Como tanta ama de casa entregada a menesteres nulamente valorados en una sociedad de neto carácter mercantilista, Josefa nunca ha cotizado a la seguridad social, por lo que no percibe la más mínima prestación patria, y en los últimos años ha entregado su ser íntegro a la ingrata tarea de mitigar los dolores, angustias y miedos de un marido afectado de cáncer que falleció hace un par de meses. Cinco años se mantuvo su esposo presa de la enfermedad, prácticamente encamado, sin apenas fuerza para deglutir cualquier alimento y amarrado en última instancia a fármacos paliativos de relativa eficacia. Huelga decir que durante este período se encontraba imposibilitado para trabajar, bastantes esfuerzos tuvo que emplear ya para el obligado trajín de engullir aire y respirar. El caso es que a Paco, el marido esforzado de Josefa, de poco le han servido sus patrios ancestros, su arraigado sentimiento de terruño y aún menos ese afán de hormiga por labrarse un porvenir digno y asegurar cuanto menos un futuro estable a la mujer que amaba. No ha cotizado los últimos cinco años de vida, los motivos son lo de menos y un cáncer no ha de servir de excusa para que el estado -no como entelequia metafísica sino como ese conjunto de personas que mediante leyes subvierten lo lógico en demencial- devuelva a los ciudadanos lo que de ellos es. Pero no hay más que hablar: Josefa no tiene derecho a ningún tipo de pensión. Punto.

Mientras la insignificante unicidad de Josefa parece, a cada segundo muerto, más condenada a fundirse con el éter, los canallas, refugiados tras un concepto estéril, se regodean con victorias vacuas que deciden salvar a la patria y hundir a los individuos, como si fuera posible tan sólo pensar que tal división no es una soberana sandez. A ejemplo de Roma ellos sí deben contemplarse a sí mismos como yuxtaposición ontológica al concepto de Patria; Dioses regios al margen del vulgo, pues se incluyen sin el más nimio rubor dentro de la salvación nacional y sus leyes oblicuas jamás son para ellos impertinentes y execrables. Sus excesos ni los rozan con la yema de los dedos; los bofetones son eficientes en los rostros de otros, más si son ejecutados de manera metódica.

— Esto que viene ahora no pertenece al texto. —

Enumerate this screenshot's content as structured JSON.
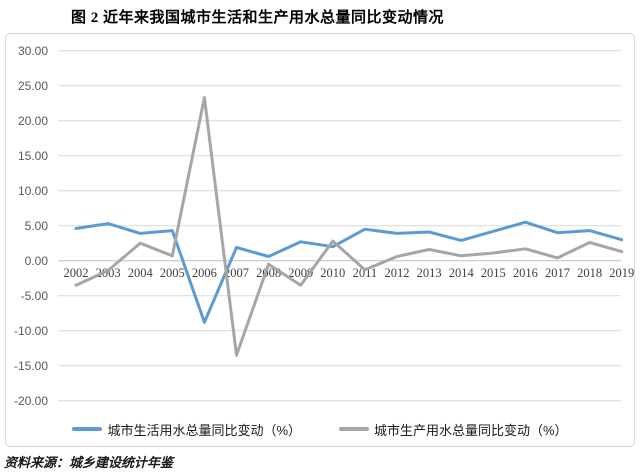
{
  "title": "图 2  近年来我国城市生活和生产用水总量同比变动情况",
  "source_note": "资料来源：城乡建设统计年鉴",
  "legend": {
    "items": [
      {
        "label": "城市生活用水总量同比变动（%）",
        "swatch": "blue-line"
      },
      {
        "label": "城市生产用水总量同比变动（%）",
        "swatch": "gray-line"
      }
    ]
  },
  "chart_data": {
    "type": "line",
    "title": "图 2  近年来我国城市生活和生产用水总量同比变动情况",
    "xlabel": "",
    "ylabel": "",
    "x": [
      2002,
      2003,
      2004,
      2005,
      2006,
      2007,
      2008,
      2009,
      2010,
      2011,
      2012,
      2013,
      2014,
      2015,
      2016,
      2017,
      2018,
      2019
    ],
    "series": [
      {
        "name": "城市生活用水总量同比变动（%）",
        "color": "#5B9BD5",
        "values": [
          4.6,
          5.3,
          3.9,
          4.3,
          -8.8,
          1.9,
          0.6,
          2.7,
          2.0,
          4.5,
          3.9,
          4.1,
          2.9,
          4.2,
          5.5,
          4.0,
          4.3,
          3.0
        ]
      },
      {
        "name": "城市生产用水总量同比变动（%）",
        "color": "#A6A6A6",
        "values": [
          -3.5,
          -1.4,
          2.5,
          0.7,
          23.3,
          -13.5,
          -0.5,
          -3.5,
          2.8,
          -1.3,
          0.6,
          1.6,
          0.7,
          1.1,
          1.7,
          0.4,
          2.6,
          1.3
        ]
      }
    ],
    "ylim": [
      -20,
      30
    ],
    "ytick_step": 5,
    "ytick_labels": [
      "30.00",
      "25.00",
      "20.00",
      "15.00",
      "10.00",
      "5.00",
      "0.00",
      "-5.00",
      "-10.00",
      "-15.00",
      "-20.00"
    ],
    "grid": true,
    "legend_position": "bottom",
    "colors": {
      "grid": "#d9d9d9",
      "zero_axis": "#bfbfbf",
      "tick_text": "#595959"
    }
  }
}
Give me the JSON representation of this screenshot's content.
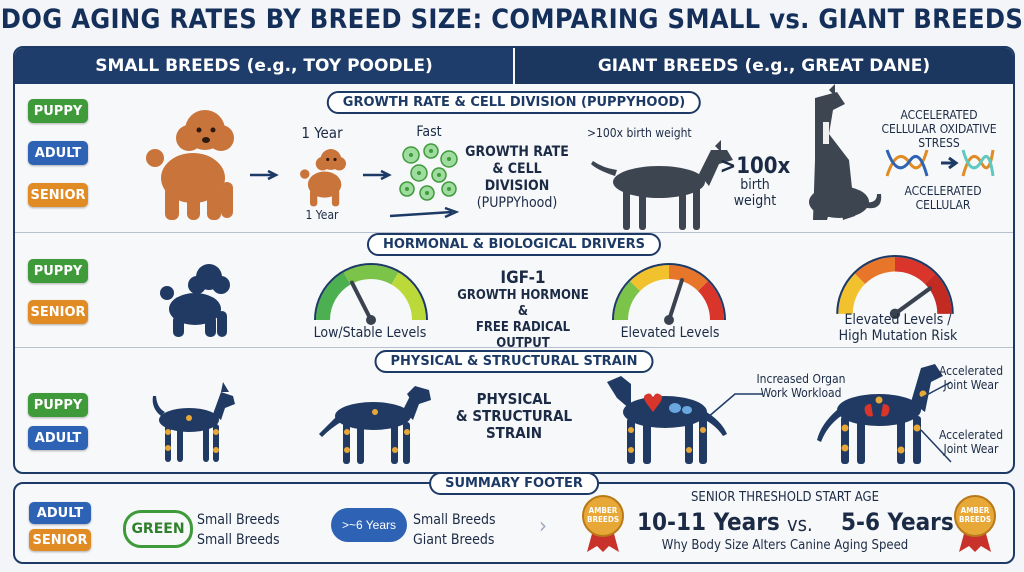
{
  "title": "DOG AGING RATES BY BREED SIZE: COMPARING SMALL vs. GIANT BREEDS",
  "columns": {
    "left": "SMALL BREEDS (e.g., TOY POODLE)",
    "right": "GIANT BREEDS (e.g., GREAT DANE)"
  },
  "sections": {
    "growth": {
      "label": "GROWTH RATE & CELL DIVISION (PUPPYHOOD)",
      "badges": [
        "PUPPY",
        "ADULT",
        "SENIOR"
      ],
      "one_year_top": "1 Year",
      "one_year_bottom": "1 Year",
      "fast": "Fast",
      "center_text": [
        "GROWTH RATE",
        "& CELL DIVISION",
        "(PUPPYhood)"
      ],
      "birth_weight_small": ">100x birth weight",
      "birth_weight_big": ">100x",
      "birth_weight_big2": "birth",
      "birth_weight_big3": "weight",
      "accel_top": [
        "ACCELERATED",
        "CELLULAR OXIDATIVE STRESS"
      ],
      "accel_bottom": [
        "ACCELERATED",
        "CELLULAR"
      ]
    },
    "hormonal": {
      "label": "HORMONAL & BIOLOGICAL DRIVERS",
      "badges": [
        "PUPPY",
        "SENIOR"
      ],
      "gauge1": "Low/Stable Levels",
      "center_text": [
        "IGF-1",
        "GROWTH HORMONE &",
        "FREE RADICAL OUTPUT"
      ],
      "gauge2": "Elevated Levels",
      "gauge3": [
        "Elevated Levels /",
        "High Mutation Risk"
      ],
      "gauge_levels": [
        0.35,
        0.6,
        0.8
      ]
    },
    "physical": {
      "label": "PHYSICAL & STRUCTURAL STRAIN",
      "badges": [
        "PUPPY",
        "ADULT"
      ],
      "center_text": [
        "PHYSICAL",
        "& STRUCTURAL",
        "STRAIN"
      ],
      "organ": [
        "Increased Organ",
        "Work Workload"
      ],
      "joint1": [
        "Accelerated",
        "Joint Wear"
      ],
      "joint2": [
        "Accelerated",
        "Joint Wear"
      ]
    }
  },
  "footer": {
    "label": "SUMMARY FOOTER",
    "badges": [
      "ADULT",
      "SENIOR"
    ],
    "green_pill": "GREEN",
    "col1": [
      "Small Breeds",
      "Small Breeds"
    ],
    "bubble": ">~6 Years",
    "col2": [
      "Small Breeds",
      "Giant Breeds"
    ],
    "threshold_title": "SENIOR THRESHOLD START AGE",
    "small_age": "10-11 Years",
    "vs": "vs.",
    "giant_age": "5-6 Years",
    "caption": "Why Body Size Alters Canine Aging Speed",
    "medal_text": [
      "AMBER",
      "BREEDS"
    ]
  },
  "colors": {
    "navy": "#1d3a66",
    "green": "#3f9a3a",
    "blue": "#2d62b4",
    "orange": "#e08b23",
    "poodle": "#c8743a",
    "dog_dark": "#3d4550",
    "silhouette": "#203a63",
    "gold": "#e8a838"
  }
}
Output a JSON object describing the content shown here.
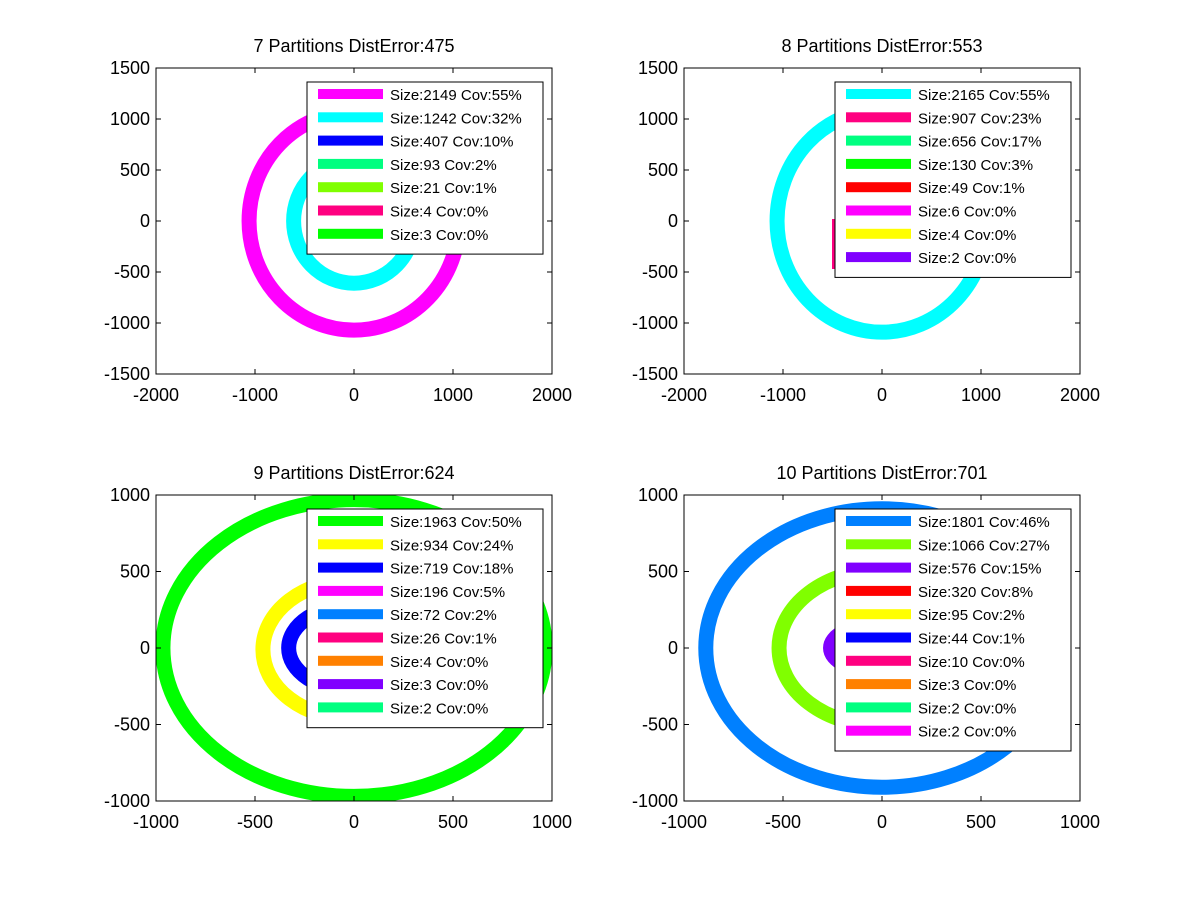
{
  "chart_data": [
    {
      "type": "scatter",
      "title": "7 Partitions DistError:475",
      "xlim": [
        -2000,
        2000
      ],
      "ylim": [
        -1500,
        1500
      ],
      "xticks": [
        "-2000",
        "-1000",
        "0",
        "1000",
        "2000"
      ],
      "yticks": [
        "1500",
        "1000",
        "500",
        "0",
        "-500",
        "-1000",
        "-1500"
      ],
      "grid": false,
      "legend_position": "top-right",
      "series": [
        {
          "name": "Size:2149 Cov:55%",
          "color": "#ff00ff",
          "shape": "ellipse",
          "center": [
            0,
            0
          ],
          "radii": [
            1060,
            1070
          ]
        },
        {
          "name": "Size:1242 Cov:32%",
          "color": "#00ffff",
          "shape": "ellipse",
          "center": [
            0,
            0
          ],
          "radii": [
            610,
            610
          ]
        },
        {
          "name": "Size:407 Cov:10%",
          "color": "#0000ff",
          "shape": "none"
        },
        {
          "name": "Size:93 Cov:2%",
          "color": "#00ff80",
          "shape": "none"
        },
        {
          "name": "Size:21 Cov:1%",
          "color": "#80ff00",
          "shape": "none"
        },
        {
          "name": "Size:4 Cov:0%",
          "color": "#ff0080",
          "shape": "none"
        },
        {
          "name": "Size:3 Cov:0%",
          "color": "#00ff00",
          "shape": "none"
        }
      ]
    },
    {
      "type": "scatter",
      "title": "8 Partitions DistError:553",
      "xlim": [
        -2000,
        2000
      ],
      "ylim": [
        -1500,
        1500
      ],
      "xticks": [
        "-2000",
        "-1000",
        "0",
        "1000",
        "2000"
      ],
      "yticks": [
        "1500",
        "1000",
        "500",
        "0",
        "-500",
        "-1000",
        "-1500"
      ],
      "grid": false,
      "legend_position": "top-right",
      "series": [
        {
          "name": "Size:2165 Cov:55%",
          "color": "#00ffff",
          "shape": "ellipse",
          "center": [
            0,
            0
          ],
          "radii": [
            1060,
            1090
          ]
        },
        {
          "name": "Size:907 Cov:23%",
          "color": "#ff0080",
          "shape": "small",
          "center": [
            0,
            0
          ],
          "radii": [
            50,
            500
          ]
        },
        {
          "name": "Size:656 Cov:17%",
          "color": "#00ff80",
          "shape": "none"
        },
        {
          "name": "Size:130 Cov:3%",
          "color": "#00ff00",
          "shape": "none"
        },
        {
          "name": "Size:49 Cov:1%",
          "color": "#ff0000",
          "shape": "none"
        },
        {
          "name": "Size:6 Cov:0%",
          "color": "#ff00ff",
          "shape": "none"
        },
        {
          "name": "Size:4 Cov:0%",
          "color": "#ffff00",
          "shape": "none"
        },
        {
          "name": "Size:2 Cov:0%",
          "color": "#8000ff",
          "shape": "none"
        }
      ]
    },
    {
      "type": "scatter",
      "title": "9 Partitions DistError:624",
      "xlim": [
        -1000,
        1000
      ],
      "ylim": [
        -1000,
        1000
      ],
      "xticks": [
        "-1000",
        "-500",
        "0",
        "500",
        "1000"
      ],
      "yticks": [
        "1000",
        "500",
        "0",
        "-500",
        "-1000"
      ],
      "grid": false,
      "legend_position": "top-right",
      "series": [
        {
          "name": "Size:1963 Cov:50%",
          "color": "#00ff00",
          "shape": "ellipse",
          "center": [
            0,
            0
          ],
          "radii": [
            965,
            970
          ]
        },
        {
          "name": "Size:934 Cov:24%",
          "color": "#ffff00",
          "shape": "ellipse",
          "center": [
            0,
            -10
          ],
          "radii": [
            460,
            455
          ]
        },
        {
          "name": "Size:719 Cov:18%",
          "color": "#0000ff",
          "shape": "ellipse",
          "center": [
            0,
            0
          ],
          "radii": [
            330,
            280
          ]
        },
        {
          "name": "Size:196 Cov:5%",
          "color": "#ff00ff",
          "shape": "none"
        },
        {
          "name": "Size:72 Cov:2%",
          "color": "#0080ff",
          "shape": "none"
        },
        {
          "name": "Size:26 Cov:1%",
          "color": "#ff0080",
          "shape": "none"
        },
        {
          "name": "Size:4 Cov:0%",
          "color": "#ff8000",
          "shape": "none"
        },
        {
          "name": "Size:3 Cov:0%",
          "color": "#8000ff",
          "shape": "none"
        },
        {
          "name": "Size:2 Cov:0%",
          "color": "#00ff80",
          "shape": "none"
        }
      ]
    },
    {
      "type": "scatter",
      "title": "10 Partitions DistError:701",
      "xlim": [
        -1000,
        1000
      ],
      "ylim": [
        -1000,
        1000
      ],
      "xticks": [
        "-1000",
        "-500",
        "0",
        "500",
        "1000"
      ],
      "yticks": [
        "1000",
        "500",
        "0",
        "-500",
        "-1000"
      ],
      "grid": false,
      "legend_position": "top-right",
      "series": [
        {
          "name": "Size:1801 Cov:46%",
          "color": "#0080ff",
          "shape": "ellipse",
          "center": [
            0,
            0
          ],
          "radii": [
            890,
            910
          ]
        },
        {
          "name": "Size:1066 Cov:27%",
          "color": "#80ff00",
          "shape": "ellipse",
          "center": [
            0,
            0
          ],
          "radii": [
            520,
            510
          ]
        },
        {
          "name": "Size:576 Cov:15%",
          "color": "#8000ff",
          "shape": "ellipse",
          "center": [
            0,
            0
          ],
          "radii": [
            260,
            160
          ]
        },
        {
          "name": "Size:320 Cov:8%",
          "color": "#ff0000",
          "shape": "none"
        },
        {
          "name": "Size:95 Cov:2%",
          "color": "#ffff00",
          "shape": "none"
        },
        {
          "name": "Size:44 Cov:1%",
          "color": "#0000ff",
          "shape": "none"
        },
        {
          "name": "Size:10 Cov:0%",
          "color": "#ff0080",
          "shape": "none"
        },
        {
          "name": "Size:3 Cov:0%",
          "color": "#ff8000",
          "shape": "none"
        },
        {
          "name": "Size:2 Cov:0%",
          "color": "#00ff80",
          "shape": "none"
        },
        {
          "name": "Size:2 Cov:0%",
          "color": "#ff00ff",
          "shape": "none"
        }
      ]
    }
  ]
}
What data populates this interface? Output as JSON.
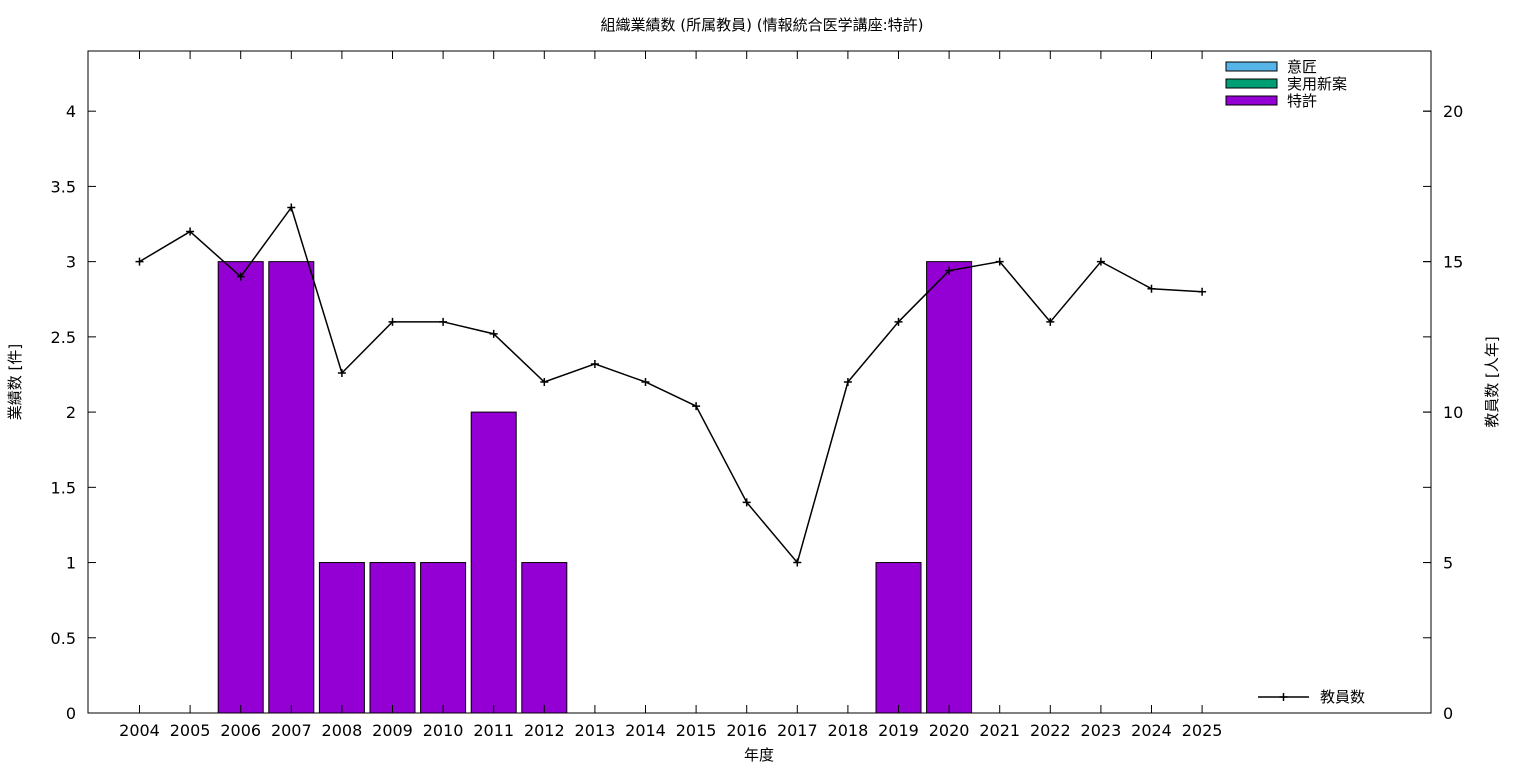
{
  "chart_data": {
    "type": "bar",
    "title": "組織業績数 (所属教員) (情報統合医学講座:特許)",
    "xlabel": "年度",
    "ylabel": "業績数 [件]",
    "y2label": "教員数 [人年]",
    "categories": [
      "2004",
      "2005",
      "2006",
      "2007",
      "2008",
      "2009",
      "2010",
      "2011",
      "2012",
      "2013",
      "2014",
      "2015",
      "2016",
      "2017",
      "2018",
      "2019",
      "2020",
      "2021",
      "2022",
      "2023",
      "2024",
      "2025"
    ],
    "ylim": [
      0,
      4.4
    ],
    "y2lim": [
      0,
      22
    ],
    "yticks": [
      "0",
      "0.5",
      "1",
      "1.5",
      "2",
      "2.5",
      "3",
      "3.5",
      "4"
    ],
    "y2ticks": [
      "0",
      "5",
      "10",
      "15",
      "20"
    ],
    "grid": false,
    "legend_position": "top-right",
    "series": [
      {
        "name": "意匠",
        "kind": "bar",
        "color": "#56b4e9",
        "values": [
          0,
          0,
          0,
          0,
          0,
          0,
          0,
          0,
          0,
          0,
          0,
          0,
          0,
          0,
          0,
          0,
          0,
          0,
          0,
          0,
          0,
          0
        ]
      },
      {
        "name": "実用新案",
        "kind": "bar",
        "color": "#009e73",
        "values": [
          0,
          0,
          0,
          0,
          0,
          0,
          0,
          0,
          0,
          0,
          0,
          0,
          0,
          0,
          0,
          0,
          0,
          0,
          0,
          0,
          0,
          0
        ]
      },
      {
        "name": "特許",
        "kind": "bar",
        "color": "#9400d3",
        "values": [
          0,
          0,
          3,
          3,
          1,
          1,
          1,
          2,
          1,
          0,
          0,
          0,
          0,
          0,
          0,
          1,
          3,
          0,
          0,
          0,
          0,
          0
        ]
      },
      {
        "name": "教員数",
        "kind": "line",
        "axis": "right",
        "color": "#000000",
        "values": [
          15.0,
          16.0,
          14.5,
          16.8,
          11.3,
          13.0,
          13.0,
          12.6,
          11.0,
          11.6,
          11.0,
          10.2,
          7.0,
          5.0,
          11.0,
          13.0,
          14.7,
          15.0,
          13.0,
          15.0,
          14.1,
          14.0
        ]
      }
    ]
  }
}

Al caso del castigo ejemplar ejercido sobre quien ya le cuesta levantarse y pervivir me viene a la mente la historia de aquella mujer árabe que recurre a su padre urgiendo el resarcimiento de una ofensa:
– Padre, mi marido me ha abofeteado. Hazme justicia.
– ¿En qué mejilla te ha pegado?
– En la derecha.
El padre golpea entonces con firmeza a la mujer en la parte izquierda de la cara.
– Ahora ve y dile a tu marido que si él ha pegado a mi hija, yo he pegado a su mujer.

Josefa se merece todos los bofetones patrios, y si podemos pisarla y hundirla en el fango aun mejor. Todo sea por el bien del Estado, digo yo.